Potrebbero spuntare altri indagati

Le indagini degli agenti della Digos non si sono fermate: dietro agli omissis dei decreti con cui erano finiti in carcere i tre accusati per il giro di false iniezioni di Pfizer all’hub della Fiera del Mediterraneo ci sarebbero altri nomi e connivenze nel mercato dei green pass. Dal dottore, a cui andava chiesto quanto pagare per le altre finte dosi di richiamo al personale infermieristico che avrebbe saputo, e condiviso, pratiche irregolari.

L’attesa del Riesame

Come riporta il Giornale di Sicilia, è una tappa importante quella di venerdì mattina al tribunale del riesame, chiamato a valutare i ricorsi presentati per l’infermiera Ivana Lo Brano, difesa dall’avvocato Riccardo Marretta, e il commerciante di detersivi Giuseppe Tomasino, assistito dall’avvocato Salvatore Taranto. La prima, sospesa il 30 dicembre scorso dal suo Ordine professionale, è accusata di aver intascato denaro per far finta d’iniettare il vaccino a chi non voleva immunizzarsi ma ci teneva ad avere la certificazione per poter continuare a frequentare luoghi di lavoro e socialità al chiuso.

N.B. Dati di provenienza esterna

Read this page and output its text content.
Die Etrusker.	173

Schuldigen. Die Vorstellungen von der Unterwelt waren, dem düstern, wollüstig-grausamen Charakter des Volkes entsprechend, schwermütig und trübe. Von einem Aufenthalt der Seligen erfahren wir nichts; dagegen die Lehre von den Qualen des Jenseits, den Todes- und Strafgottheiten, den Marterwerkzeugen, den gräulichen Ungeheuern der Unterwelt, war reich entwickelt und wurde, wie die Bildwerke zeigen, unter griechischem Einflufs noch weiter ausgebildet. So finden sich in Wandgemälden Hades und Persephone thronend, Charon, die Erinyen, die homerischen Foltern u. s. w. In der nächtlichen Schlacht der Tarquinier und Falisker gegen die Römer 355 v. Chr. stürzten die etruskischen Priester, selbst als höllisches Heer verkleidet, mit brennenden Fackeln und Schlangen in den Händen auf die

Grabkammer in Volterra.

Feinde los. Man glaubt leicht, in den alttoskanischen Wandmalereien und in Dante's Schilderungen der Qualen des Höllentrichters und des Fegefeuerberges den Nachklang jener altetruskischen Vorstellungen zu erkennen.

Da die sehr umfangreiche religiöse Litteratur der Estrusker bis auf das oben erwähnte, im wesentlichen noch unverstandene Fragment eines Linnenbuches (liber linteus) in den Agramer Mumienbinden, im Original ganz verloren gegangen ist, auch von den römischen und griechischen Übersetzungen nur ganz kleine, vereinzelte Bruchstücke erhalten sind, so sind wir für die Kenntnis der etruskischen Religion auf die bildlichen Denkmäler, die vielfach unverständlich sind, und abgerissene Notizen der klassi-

Gli indagati nelle indagini della Digos

Il 21 dicembre è scattata l’operazione. Sono stati fermati Filippo Accetta, leader del movimento No Vax, Giuseppe Tomasino e Anna Maria Lo Brano, infermiera che lavora all’ospedale Civico e faceva finta di fare i vaccini nell’hub della Fiera del Mediterraneo. L’infermiera vaccinatrice nell’hub vaccinale della Fiera del Mediterraneo di Palermo, Anna Maria Lo Brano avrebbe preso fino a 400 euro per ogni finto vaccino anti covid. Sarebbero stati vaccinati oltre al leader dei No vax Filippo Accetta e l’amico Giuseppe Tomasino   oltre che di due parenti di uno di questi. Gli agenti della Digos sono risaliti ai tre grazie a intercettazioni telefoniche ed ambientali e di riprese video nel centro di vaccinazione, ha permesso inoltre di accertare che l’infermiera avrebbe effettuato ulteriori otto false vaccinazioni nei confronti di altri soggetti, tra cui un’altra infermiera vaccinatrice che operava presso la Fiera del Mediterraneo ed un poliziotto della questura di Palermo.